Universidades brasileiras desenvolvem métodos rápidos para detectar metanol em bebidas adulteradas
Pesquisas da UFPR, Unesp e UnB oferecem alternativas acessíveis de análise, enquanto o país registra mais de 100 casos de suspeita de intoxicação
247 - A adulteração de bebidas alcoólicas com metanol não pode ser identificada pelo cheiro ou pelo gosto, o que torna a substância especialmente perigosa para os consumidores. A única forma de confirmar sua presença é por meio de exames laboratoriais, e pesquisas desenvolvidas em universidades públicas brasileiras têm ampliado os métodos de detecção.
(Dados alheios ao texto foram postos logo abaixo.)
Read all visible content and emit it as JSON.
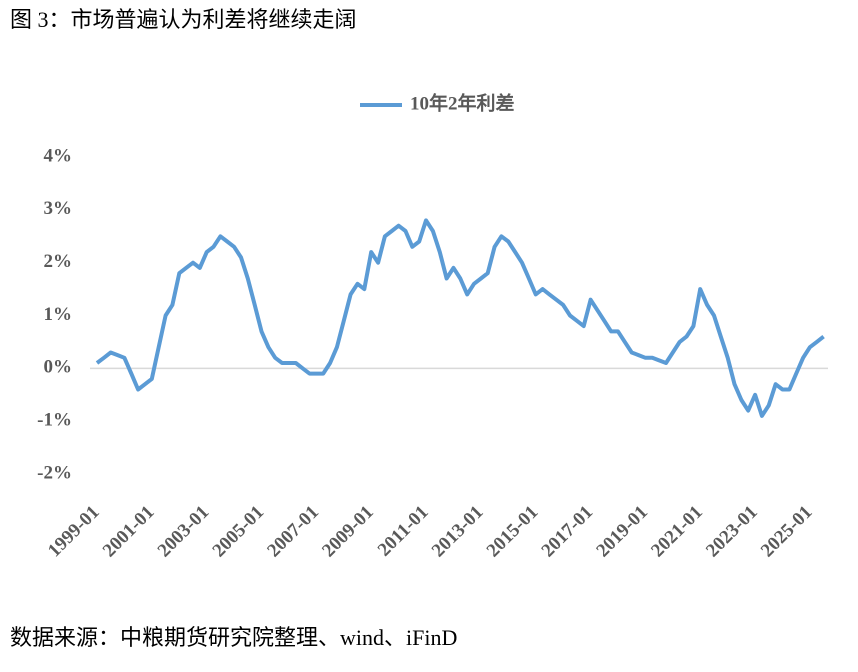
{
  "chart_data": {
    "type": "line",
    "title": "图 3：市场普遍认为利差将继续走阔",
    "source": "数据来源：中粮期货研究院整理、wind、iFinD",
    "x": [
      "1999-01",
      "1999-04",
      "1999-07",
      "1999-10",
      "2000-01",
      "2000-04",
      "2000-07",
      "2000-10",
      "2001-01",
      "2001-04",
      "2001-07",
      "2001-10",
      "2002-01",
      "2002-04",
      "2002-07",
      "2002-10",
      "2003-01",
      "2003-04",
      "2003-07",
      "2003-10",
      "2004-01",
      "2004-04",
      "2004-07",
      "2004-10",
      "2005-01",
      "2005-04",
      "2005-07",
      "2005-10",
      "2006-01",
      "2006-04",
      "2006-07",
      "2006-10",
      "2007-01",
      "2007-04",
      "2007-07",
      "2007-10",
      "2008-01",
      "2008-04",
      "2008-07",
      "2008-10",
      "2009-01",
      "2009-04",
      "2009-07",
      "2009-10",
      "2010-01",
      "2010-04",
      "2010-07",
      "2010-10",
      "2011-01",
      "2011-04",
      "2011-07",
      "2011-10",
      "2012-01",
      "2012-04",
      "2012-07",
      "2012-10",
      "2013-01",
      "2013-04",
      "2013-07",
      "2013-10",
      "2014-01",
      "2014-04",
      "2014-07",
      "2014-10",
      "2015-01",
      "2015-04",
      "2015-07",
      "2015-10",
      "2016-01",
      "2016-04",
      "2016-07",
      "2016-10",
      "2017-01",
      "2017-04",
      "2017-07",
      "2017-10",
      "2018-01",
      "2018-04",
      "2018-07",
      "2018-10",
      "2019-01",
      "2019-04",
      "2019-07",
      "2019-10",
      "2020-01",
      "2020-04",
      "2020-07",
      "2020-10",
      "2021-01",
      "2021-04",
      "2021-07",
      "2021-10",
      "2022-01",
      "2022-04",
      "2022-07",
      "2022-10",
      "2023-01",
      "2023-04",
      "2023-07",
      "2023-10",
      "2024-01",
      "2024-04",
      "2024-07",
      "2024-10",
      "2025-01",
      "2025-04",
      "2025-07"
    ],
    "series": [
      {
        "name": "10年2年利差",
        "color": "#5b9bd5",
        "values": [
          0.1,
          0.2,
          0.3,
          0.25,
          0.2,
          -0.1,
          -0.4,
          -0.3,
          -0.2,
          0.4,
          1.0,
          1.2,
          1.8,
          1.9,
          2.0,
          1.9,
          2.2,
          2.3,
          2.5,
          2.4,
          2.3,
          2.1,
          1.7,
          1.2,
          0.7,
          0.4,
          0.2,
          0.1,
          0.1,
          0.1,
          0.0,
          -0.1,
          -0.1,
          -0.1,
          0.1,
          0.4,
          0.9,
          1.4,
          1.6,
          1.5,
          2.2,
          2.0,
          2.5,
          2.6,
          2.7,
          2.6,
          2.3,
          2.4,
          2.8,
          2.6,
          2.2,
          1.7,
          1.9,
          1.7,
          1.4,
          1.6,
          1.7,
          1.8,
          2.3,
          2.5,
          2.4,
          2.2,
          2.0,
          1.7,
          1.4,
          1.5,
          1.4,
          1.3,
          1.2,
          1.0,
          0.9,
          0.8,
          1.3,
          1.1,
          0.9,
          0.7,
          0.7,
          0.5,
          0.3,
          0.25,
          0.2,
          0.2,
          0.15,
          0.1,
          0.3,
          0.5,
          0.6,
          0.8,
          1.5,
          1.2,
          1.0,
          0.6,
          0.2,
          -0.3,
          -0.6,
          -0.8,
          -0.5,
          -0.9,
          -0.7,
          -0.3,
          -0.4,
          -0.4,
          -0.1,
          0.2,
          0.4,
          0.5,
          0.6
        ]
      }
    ],
    "xticks": [
      "1999-01",
      "2001-01",
      "2003-01",
      "2005-01",
      "2007-01",
      "2009-01",
      "2011-01",
      "2013-01",
      "2015-01",
      "2017-01",
      "2019-01",
      "2021-01",
      "2023-01",
      "2025-01"
    ],
    "ylim": [
      -2,
      4
    ],
    "yticks": [
      {
        "value": -2,
        "label": "-2%"
      },
      {
        "value": -1,
        "label": "-1%"
      },
      {
        "value": 0,
        "label": "0%"
      },
      {
        "value": 1,
        "label": "1%"
      },
      {
        "value": 2,
        "label": "2%"
      },
      {
        "value": 3,
        "label": "3%"
      },
      {
        "value": 4,
        "label": "4%"
      }
    ],
    "grid": false
  }
}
A informação foi divulgada pela Agência Brasil, que entrevistou pesquisadores diretamente envolvidos nos projetos.
O Ministério da Saúde confirmou nesta sexta-feira (4) que já há 113 registros de contaminação por metanol no país. Desse total, 11 casos foram oficialmente confirmados e outros 102 permanecem em investigação. O cenário acende o alerta para a importância de mecanismos ágeis de testagem, diante dos riscos que o consumo representa para a saúde — a ingestão de apenas 30 ml da substância pode ser fatal.
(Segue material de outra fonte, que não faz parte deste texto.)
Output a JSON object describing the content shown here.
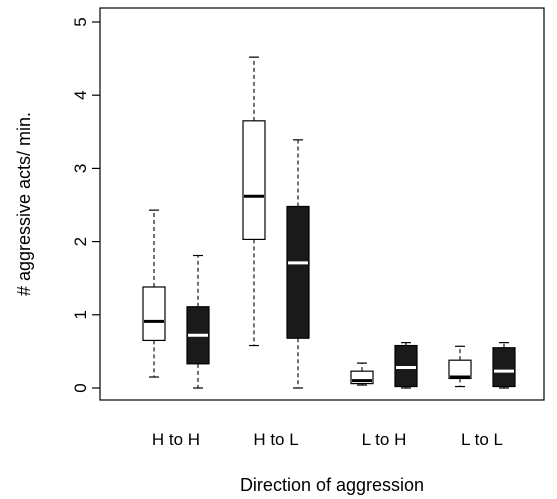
{
  "chart_data": {
    "type": "boxplot",
    "title": "",
    "xlabel": "Direction of aggression",
    "ylabel": "# aggressive acts/ min.",
    "ylim": [
      0,
      5
    ],
    "yticks": [
      "0",
      "1",
      "2",
      "3",
      "4",
      "5"
    ],
    "categories": [
      "H to H",
      "H to L",
      "L to H",
      "L to L"
    ],
    "grid": false,
    "legend": "none",
    "series": [
      {
        "fill": "#ffffff",
        "median_color": "#000000",
        "boxes": [
          {
            "min": 0.15,
            "q1": 0.65,
            "median": 0.91,
            "q3": 1.38,
            "max": 2.43
          },
          {
            "min": 0.58,
            "q1": 2.03,
            "median": 2.62,
            "q3": 3.65,
            "max": 4.52
          },
          {
            "min": 0.04,
            "q1": 0.06,
            "median": 0.1,
            "q3": 0.23,
            "max": 0.34
          },
          {
            "min": 0.02,
            "q1": 0.13,
            "median": 0.15,
            "q3": 0.38,
            "max": 0.57
          }
        ]
      },
      {
        "fill": "#1a1a1a",
        "median_color": "#ffffff",
        "boxes": [
          {
            "min": 0.0,
            "q1": 0.33,
            "median": 0.72,
            "q3": 1.11,
            "max": 1.81
          },
          {
            "min": 0.0,
            "q1": 0.68,
            "median": 1.71,
            "q3": 2.48,
            "max": 3.39
          },
          {
            "min": 0.0,
            "q1": 0.02,
            "median": 0.28,
            "q3": 0.58,
            "max": 0.62
          },
          {
            "min": 0.0,
            "q1": 0.02,
            "median": 0.23,
            "q3": 0.55,
            "max": 0.62
          }
        ]
      }
    ]
  }
}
Entre as iniciativas, destaca-se a ação do Laboratório Multiusuário de Ressonância Magnética Nuclear da Universidade Federal do Paraná (UFPR), que passou a oferecer gratuitamente a análise de bebidas ao público em geral, mediante agendamento. Segundo o vice-coordenador do espaço, o professor de química Kahlil Salome, o exame é rápido e acessível. “Colocamos o líquido em um tubo. A análise é muito rápida. A gente consegue analisar uma amostra a cada cinco minutos”, afirmou à Agência Brasil.
O método exige apenas 0,5 ml da bebida e identifica a presença da substância por meio de gráficos. “Quando a gente coloca a amostra no equipamento, ele devolve um gráfico. Tem várias linhas e uma dessas linhas é referente ao metanol”, detalhou Salome. O pesquisador reforça que até bebidas com corantes ou frutas podem ser avaliadas, e que a técnica mostra, inclusive, concentrações inadequadas ao consumo humano.
Outro projeto de destaque vem da Unesp, em Araraquara (SP), onde pesquisadores do Instituto de Química desenvolveram em 2022 um método de detecção que foi patenteado pelo Instituto Nacional de Propriedade Industrial (Inpi). A técnica utiliza a adição de sais que transformam o metanol em formol, permitindo a visualização da adulteração em até 15 minutos por meio de mudanças de cor.
Já na Universidade de Brasília (UnB), uma pesquisa iniciada em 2013 deu origem à empresa Macofren, que hoje fornece kits de testagem a instituições públicas e privadas. O químico Arilson Onésio Ferreira, criador do projeto, destaca a gravidade da situação: “Isso que está acontecendo agora no Brasil já aconteceu na Europa e foi registrado no documentário Metanol, o líquido da morte”. Ele explica que a diversidade de formulações das bebidas dificulta os exames, mas alerta: “Nunca pode ocorrer um falso negativo”.
Segundo Ferreira, o kit custa cerca de R$ 50, com reagentes adicionais em torno de R$ 25 por teste. Apenas 1 ml de amostra é suficiente para a análise. Desde o início da crise, a demanda disparou: “Há 200 empresas na fila de espera, incluindo produtores de eventos como casamentos e festas privadas”, informou.
A mobilização das universidades demonstra, além da relevância científica, o impacto social da pesquisa pública. “A gente tenta também trazer a população de volta para a universidade. Houve um período de muitos ataques à universidade pública”, disse o professor Kahlil Salome, ressaltando o papel dos centros de pesquisa em oferecer soluções em momentos de crise sanitária.